Economic growth picks up, exceeds forecast in 2nd quarter

ABS-CBN News

Posted at Aug 17 2017 10:08 AM | Updated as of Aug 17 2017 02:29 PM

Workers continue construction on the Skyway Stage-3 project along Quirino Avenue. The Skyway extension, which will link the north and south expressways and decongest traffic in Metro Manila, is one of the key infrastructure projects of the government. Mark Demayo, ABS-CBN News

MANILA - (UPDATE 2) The economy grew 6.5 percent in the second quarter, picking up from the previous quarter and exceeding economists' forecasts as President Rodrigo Duterte moved to build P8 trillion in new infrastructure, official data released Thursday showed.

Gross domestic product grew at a faster clip in the April to June period compared to the 6.4 percent expansion in the first quarter, the Philippine Statistics Authority said.

Economists polled by Reuters expected the economy to have expanded 6.2 percent in the June quarter.

The Philippines maintained its status as one of Asia's fastest growing economies, overtaking Vietnam and Indonesia and second only to China, Socioeconomic Planning Secretary Ernesto Pernia said.

Pernia said government spending "stepped up" during the period while private sector spending "slackened."

"Think what could have happened if government and private sector" moved together, Pernia said, adding, "We need everyone and every sector to move in sync."

Data showed government spending grew 7.1 percent in the second quarter from 0.1 percent in the previous quarter while investment growth slowed to 8.7 percent from 10.6 percent.

Pernia said the economy was on track to meet the low end of the 6.5 to 7.5 percent goal this year.
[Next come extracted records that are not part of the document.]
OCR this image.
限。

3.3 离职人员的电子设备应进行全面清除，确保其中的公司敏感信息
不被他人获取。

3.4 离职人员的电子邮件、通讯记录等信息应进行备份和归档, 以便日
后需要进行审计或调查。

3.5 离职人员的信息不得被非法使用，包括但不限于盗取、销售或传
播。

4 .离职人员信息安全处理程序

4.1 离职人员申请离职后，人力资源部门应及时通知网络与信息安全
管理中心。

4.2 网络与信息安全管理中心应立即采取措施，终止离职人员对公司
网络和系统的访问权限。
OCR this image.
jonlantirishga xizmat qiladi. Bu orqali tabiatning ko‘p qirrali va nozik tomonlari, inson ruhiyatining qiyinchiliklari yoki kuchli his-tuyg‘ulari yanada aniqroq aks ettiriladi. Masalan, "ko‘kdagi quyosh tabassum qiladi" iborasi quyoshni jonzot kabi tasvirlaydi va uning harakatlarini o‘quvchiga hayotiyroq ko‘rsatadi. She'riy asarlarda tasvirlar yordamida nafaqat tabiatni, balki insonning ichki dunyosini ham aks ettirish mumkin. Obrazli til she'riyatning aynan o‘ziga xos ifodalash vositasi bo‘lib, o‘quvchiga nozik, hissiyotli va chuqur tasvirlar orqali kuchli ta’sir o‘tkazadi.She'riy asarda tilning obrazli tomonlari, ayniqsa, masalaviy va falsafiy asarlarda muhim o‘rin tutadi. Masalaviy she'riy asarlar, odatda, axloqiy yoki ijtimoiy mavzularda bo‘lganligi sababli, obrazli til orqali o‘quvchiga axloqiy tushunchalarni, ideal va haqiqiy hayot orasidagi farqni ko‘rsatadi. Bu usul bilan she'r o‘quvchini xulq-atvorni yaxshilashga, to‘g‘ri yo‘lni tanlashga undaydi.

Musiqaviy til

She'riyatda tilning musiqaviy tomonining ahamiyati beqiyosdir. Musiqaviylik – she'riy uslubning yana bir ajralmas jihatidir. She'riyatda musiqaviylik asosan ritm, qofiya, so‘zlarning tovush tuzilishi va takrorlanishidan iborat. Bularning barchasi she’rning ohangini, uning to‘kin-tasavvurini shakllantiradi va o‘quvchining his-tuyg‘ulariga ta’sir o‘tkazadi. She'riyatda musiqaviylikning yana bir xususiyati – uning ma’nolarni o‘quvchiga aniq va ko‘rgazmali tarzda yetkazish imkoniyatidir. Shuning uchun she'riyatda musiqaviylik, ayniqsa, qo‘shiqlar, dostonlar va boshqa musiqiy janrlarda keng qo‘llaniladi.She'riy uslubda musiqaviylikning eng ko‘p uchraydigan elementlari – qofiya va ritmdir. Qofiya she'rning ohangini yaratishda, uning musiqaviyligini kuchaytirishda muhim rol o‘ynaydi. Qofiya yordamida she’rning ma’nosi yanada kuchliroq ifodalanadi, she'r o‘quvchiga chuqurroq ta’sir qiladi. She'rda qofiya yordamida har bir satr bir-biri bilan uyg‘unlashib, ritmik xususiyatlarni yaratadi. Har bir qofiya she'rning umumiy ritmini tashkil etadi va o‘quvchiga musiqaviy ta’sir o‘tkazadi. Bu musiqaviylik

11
Duterte's economic team is targeting growth of 7 to 8 percent annually from 2018 to 2022.

Like its regional peers, the Philippines benefited from an improvement in global demand, with exports up nearly 14 percent in the 6 months to June.

Household consumption grew at slightly faster annual pace of 5.9 percent in the second quarter compared with 5.8 percent in the first, while government spending jumped 7.1 percent in a dramatic rise from the revised 0.1 percent gain in the March quarter.

The peso was steady after the GDP report, though markets remain focused on the currency's outlook following a sharp slide.

Policymakers have sought to soothe frayed nerves in the foreign exchange market after the peso hit an 11-year low, saying currency movements do not reflect the underlying strength of the local economy.

A construction boom in the Philippines has contributed to the peso weakening amid a recent surge in capital goods imports.

Indeed, Manila aims to lift growth to as much as 7.5 percent this year, from 6.9 percent in 2016, as President Rodrigo Duterte's administration prepares for a six-year, $180 billion spending spree on infrastructure.

The big spending plan to repair creaking infrastructure and build new roads, railways and airports form part of an ambitious effort by Duterte to boost growth in the $290 billion consumption-reliant economy to around the 8 percent level.

"We are optimistic that the accelerated state spending and project implementation would keep the Philippines in the club of Asia's fastest-growing economies," Finance Secretary Carlos Dominguez said in a statement.